Death on the Nile

Very few people understand theatre quite like Sir Kenneth Brannagh. The Irish-born actor/director trained at London’s Royal Academy of Dramatic Arts before making the move to the silver screen. His catalouge is relatively small, currently sitting at 18 directing credits in total, with his primary focus appearing to be on the stage-  and this is reflected in his film repertoire. Sir Brannagh is most well known for his adaptations of William Shakespeare plays like Henry V (1989), Hamlet (1996), and As You Like It (2006), which are grand in scale and beautifully designed. With this taste for the theatrical in mind, it is perhaps no surprise that his latest endeavor Death on the Nile is full of grandeur.

Based on the 1937 novel by Agatha Christie, the film follows world-renowned Belgian detective Hercule Poirot as he attempts to uncover who is behind an increasing number of murders on a boat cruise along The Nile. Each person there is present to celebrate a newly-wed couple, and each has a possible motive, but as the murderer commits more acts of violence the list of suspects quickly dwindles. This kind of story is rife with oddly charming melodrama- the screams, the gasps, and the wild accusations. Another director might attempt to ground the story in gritty realism, but not Brannagh. The bright colours are accompanied by staggering shots of Egypt. The sunsets are bright orange and the flares red as if the scenes were captured on canvas with acrylic paint. This is not a film that asks to be taken seriously, but one that asks you to react however you see fit. You too can gasp, scream, and throw wild accusations.
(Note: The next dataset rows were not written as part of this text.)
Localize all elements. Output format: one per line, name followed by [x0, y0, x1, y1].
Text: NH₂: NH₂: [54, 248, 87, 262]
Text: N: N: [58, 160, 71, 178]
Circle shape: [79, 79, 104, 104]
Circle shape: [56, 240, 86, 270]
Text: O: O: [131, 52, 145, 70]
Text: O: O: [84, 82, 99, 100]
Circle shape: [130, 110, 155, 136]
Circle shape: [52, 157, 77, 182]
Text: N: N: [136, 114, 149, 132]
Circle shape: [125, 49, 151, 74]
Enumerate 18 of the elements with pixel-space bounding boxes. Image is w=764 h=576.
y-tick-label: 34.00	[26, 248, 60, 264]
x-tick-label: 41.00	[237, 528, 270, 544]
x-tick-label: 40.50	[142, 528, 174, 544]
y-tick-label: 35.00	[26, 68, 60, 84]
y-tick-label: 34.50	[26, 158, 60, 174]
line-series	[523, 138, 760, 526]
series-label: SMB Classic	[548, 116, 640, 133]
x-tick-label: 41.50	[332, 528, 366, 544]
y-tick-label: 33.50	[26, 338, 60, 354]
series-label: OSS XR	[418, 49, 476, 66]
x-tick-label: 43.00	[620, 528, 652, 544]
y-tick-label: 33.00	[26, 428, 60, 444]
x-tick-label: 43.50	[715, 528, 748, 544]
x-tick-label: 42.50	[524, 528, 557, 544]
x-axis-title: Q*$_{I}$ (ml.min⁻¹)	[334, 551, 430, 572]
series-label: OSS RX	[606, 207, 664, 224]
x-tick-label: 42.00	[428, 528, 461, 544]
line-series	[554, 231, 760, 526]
This is reflected in the acting. Sex Education’s Emma Mackay portrays the primary suspect, a jilted ex-fiance, and with a powerhouse performance like this, it’s no surprise that she’s quickly becoming one of the finest actresses of this generation. Equally exquisite is Brannagh as the beloved Belgian, who delights in holding a room’s attention and is marvelous at doing so. The climax of the story, as with all murder mysteries, is the unveiling of the truth, which Poirot delivers with an enticing monologue. The rest of the cast is stacked with famous faces like Russel Brand, Annette Benning, Dawn French, and Jennifer Saunders who each revel in the role they have been given.
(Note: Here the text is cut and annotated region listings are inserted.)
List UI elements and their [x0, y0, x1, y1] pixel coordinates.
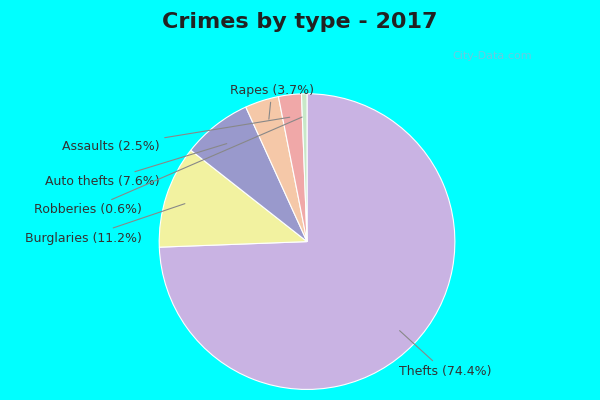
Text: Assaults (2.5%): Assaults (2.5%) [62, 117, 290, 153]
Wedge shape [160, 94, 455, 390]
Text: Auto thefts (7.6%): Auto thefts (7.6%) [44, 144, 227, 188]
Wedge shape [301, 94, 307, 242]
Text: Burglaries (11.2%): Burglaries (11.2%) [25, 204, 185, 244]
Wedge shape [191, 107, 307, 242]
Text: Robberies (0.6%): Robberies (0.6%) [34, 117, 302, 216]
Wedge shape [246, 96, 307, 242]
Text: Thefts (74.4%): Thefts (74.4%) [398, 331, 491, 378]
Text: City-Data.com: City-Data.com [452, 51, 532, 61]
Text: Rapes (3.7%): Rapes (3.7%) [230, 84, 314, 119]
Text: Crimes by type - 2017: Crimes by type - 2017 [162, 12, 438, 32]
Wedge shape [159, 150, 307, 247]
Wedge shape [278, 94, 307, 242]
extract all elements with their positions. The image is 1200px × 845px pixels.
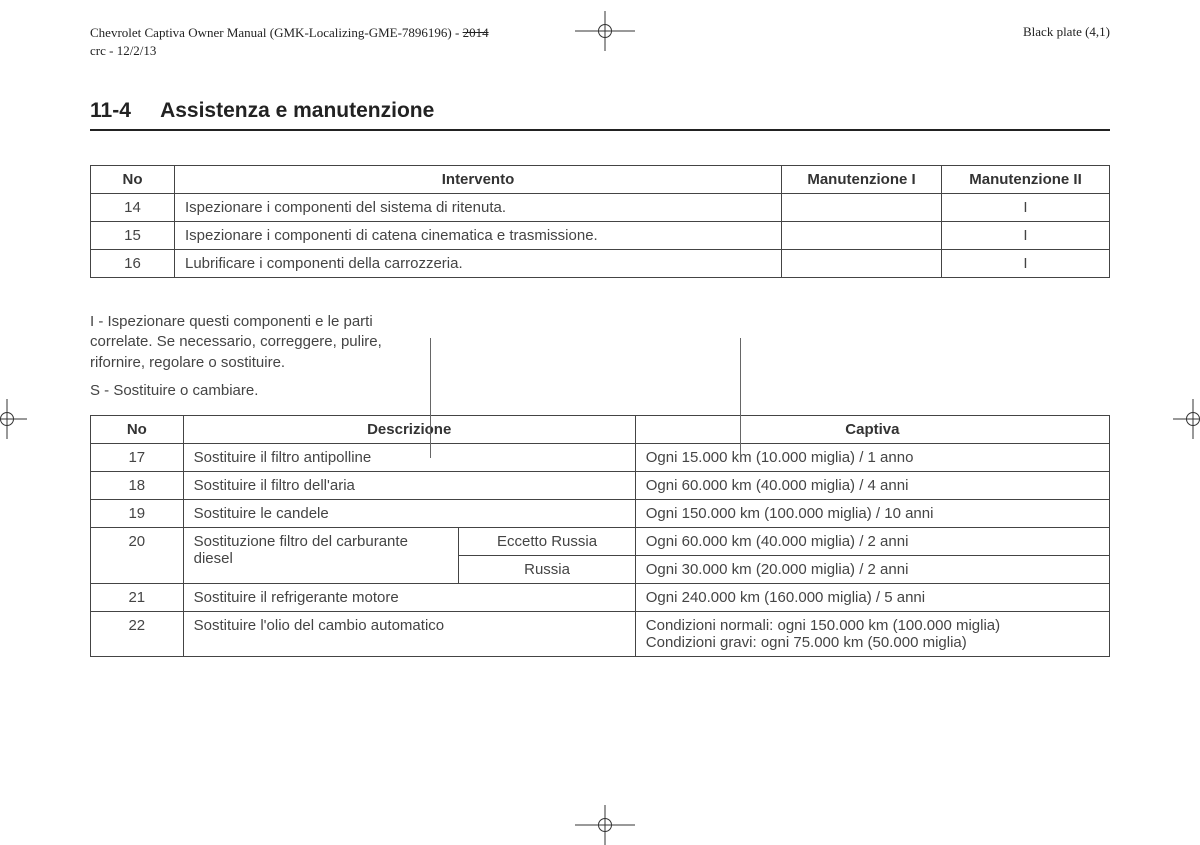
cell-capt: Ogni 240.000 km (160.000 miglia) / 5 ann… — [635, 584, 1109, 612]
table-row: 14 Ispezionare i componenti del sistema … — [91, 194, 1110, 222]
section-title: Assistenza e manutenzione — [160, 99, 434, 122]
manual-line1: Chevrolet Captiva Owner Manual (GMK-Loca… — [90, 25, 463, 40]
cell-desc: Sostituzione filtro del carburante diese… — [183, 528, 459, 584]
th-m2: Manutenzione II — [942, 166, 1110, 194]
crop-mark-left — [0, 408, 18, 430]
th-captiva: Captiva — [635, 416, 1109, 444]
cell-capt: Condizioni normali: ogni 150.000 km (100… — [635, 612, 1109, 657]
crop-mark-top — [594, 20, 616, 42]
legend-s: S - Sostituire o cambiare. — [90, 381, 390, 401]
table-row: 18 Sostituire il filtro dell'aria Ogni 6… — [91, 472, 1110, 500]
cell-desc: Sostituire il refrigerante motore — [183, 584, 635, 612]
cell-intervento: Ispezionare i componenti del sistema di … — [175, 194, 782, 222]
cell-m1 — [782, 250, 942, 278]
cell-region: Russia — [459, 556, 635, 584]
cell-desc: Sostituire il filtro dell'aria — [183, 472, 635, 500]
th-intervento: Intervento — [175, 166, 782, 194]
cell-no: 18 — [91, 472, 184, 500]
cell-desc: Sostituire il filtro antipolline — [183, 444, 635, 472]
manual-id: Chevrolet Captiva Owner Manual (GMK-Loca… — [90, 24, 489, 59]
table-row: No Descrizione Captiva — [91, 416, 1110, 444]
cell-m2: I — [942, 250, 1110, 278]
crop-mark-right — [1182, 408, 1200, 430]
maintenance-table-1: No Intervento Manutenzione I Manutenzion… — [90, 165, 1110, 278]
cell-m1 — [782, 222, 942, 250]
table-row: No Intervento Manutenzione I Manutenzion… — [91, 166, 1110, 194]
page: Chevrolet Captiva Owner Manual (GMK-Loca… — [0, 0, 1200, 697]
cell-no: 21 — [91, 584, 184, 612]
legend: I - Ispezionare questi componenti e le p… — [90, 312, 390, 401]
column-divider — [740, 338, 741, 458]
th-no: No — [91, 166, 175, 194]
cell-m1 — [782, 194, 942, 222]
cell-no: 22 — [91, 612, 184, 657]
cell-intervento: Lubrificare i componenti della carrozzer… — [175, 250, 782, 278]
th-desc: Descrizione — [183, 416, 635, 444]
cell-intervento: Ispezionare i componenti di catena cinem… — [175, 222, 782, 250]
plate-label: Black plate (4,1) — [1023, 24, 1110, 59]
cell-no: 14 — [91, 194, 175, 222]
table-row: 21 Sostituire il refrigerante motore Ogn… — [91, 584, 1110, 612]
cell-m2: I — [942, 222, 1110, 250]
table-row: 22 Sostituire l'olio del cambio automati… — [91, 612, 1110, 657]
cell-no: 17 — [91, 444, 184, 472]
cell-no: 15 — [91, 222, 175, 250]
manual-year: 2014 — [463, 25, 489, 40]
cell-desc: Sostituire le candele — [183, 500, 635, 528]
table-row: 16 Lubrificare i componenti della carroz… — [91, 250, 1110, 278]
cell-no: 20 — [91, 528, 184, 584]
legend-i: I - Ispezionare questi componenti e le p… — [90, 312, 390, 373]
cell-capt: Ogni 60.000 km (40.000 miglia) / 4 anni — [635, 472, 1109, 500]
cell-no: 19 — [91, 500, 184, 528]
section-header: 11-4 Assistenza e manutenzione — [90, 99, 1110, 131]
cell-capt: Ogni 30.000 km (20.000 miglia) / 2 anni — [635, 556, 1109, 584]
maintenance-table-2: No Descrizione Captiva 17 Sostituire il … — [90, 415, 1110, 657]
th-no: No — [91, 416, 184, 444]
table-row: 20 Sostituzione filtro del carburante di… — [91, 528, 1110, 556]
cell-capt: Ogni 15.000 km (10.000 miglia) / 1 anno — [635, 444, 1109, 472]
th-m1: Manutenzione I — [782, 166, 942, 194]
crop-mark-bottom — [594, 814, 616, 836]
table-row: 15 Ispezionare i componenti di catena ci… — [91, 222, 1110, 250]
cell-desc: Sostituire l'olio del cambio automatico — [183, 612, 635, 657]
column-divider — [430, 338, 431, 458]
cell-capt: Ogni 60.000 km (40.000 miglia) / 2 anni — [635, 528, 1109, 556]
cell-region: Eccetto Russia — [459, 528, 635, 556]
table-row: 19 Sostituire le candele Ogni 150.000 km… — [91, 500, 1110, 528]
section-number: 11-4 — [90, 99, 131, 122]
cell-m2: I — [942, 194, 1110, 222]
cell-capt: Ogni 150.000 km (100.000 miglia) / 10 an… — [635, 500, 1109, 528]
manual-line2: crc - 12/2/13 — [90, 43, 156, 58]
cell-no: 16 — [91, 250, 175, 278]
table-row: 17 Sostituire il filtro antipolline Ogni… — [91, 444, 1110, 472]
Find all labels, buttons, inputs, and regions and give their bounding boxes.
Arguably the largest name on the list is Gal Gadot, who portrays the blushing bride. Unfortunately, her performance may be the weakest. The emotion is there but the fluctuating accent quickly becomes a distraction. She goes from sounding French to American to British in the span of a few syllables and I’m now 90% certain it was meant to be French. Some may also feel like the plot takes too long to get to the murder, as it occurs shortly before the halfway mark, but with a cast this large full of so many introductions, it’s understandable.

For this theatre kid, watching Death on the Nile felt like being back in an auditorium. I can think of no higher praise than that.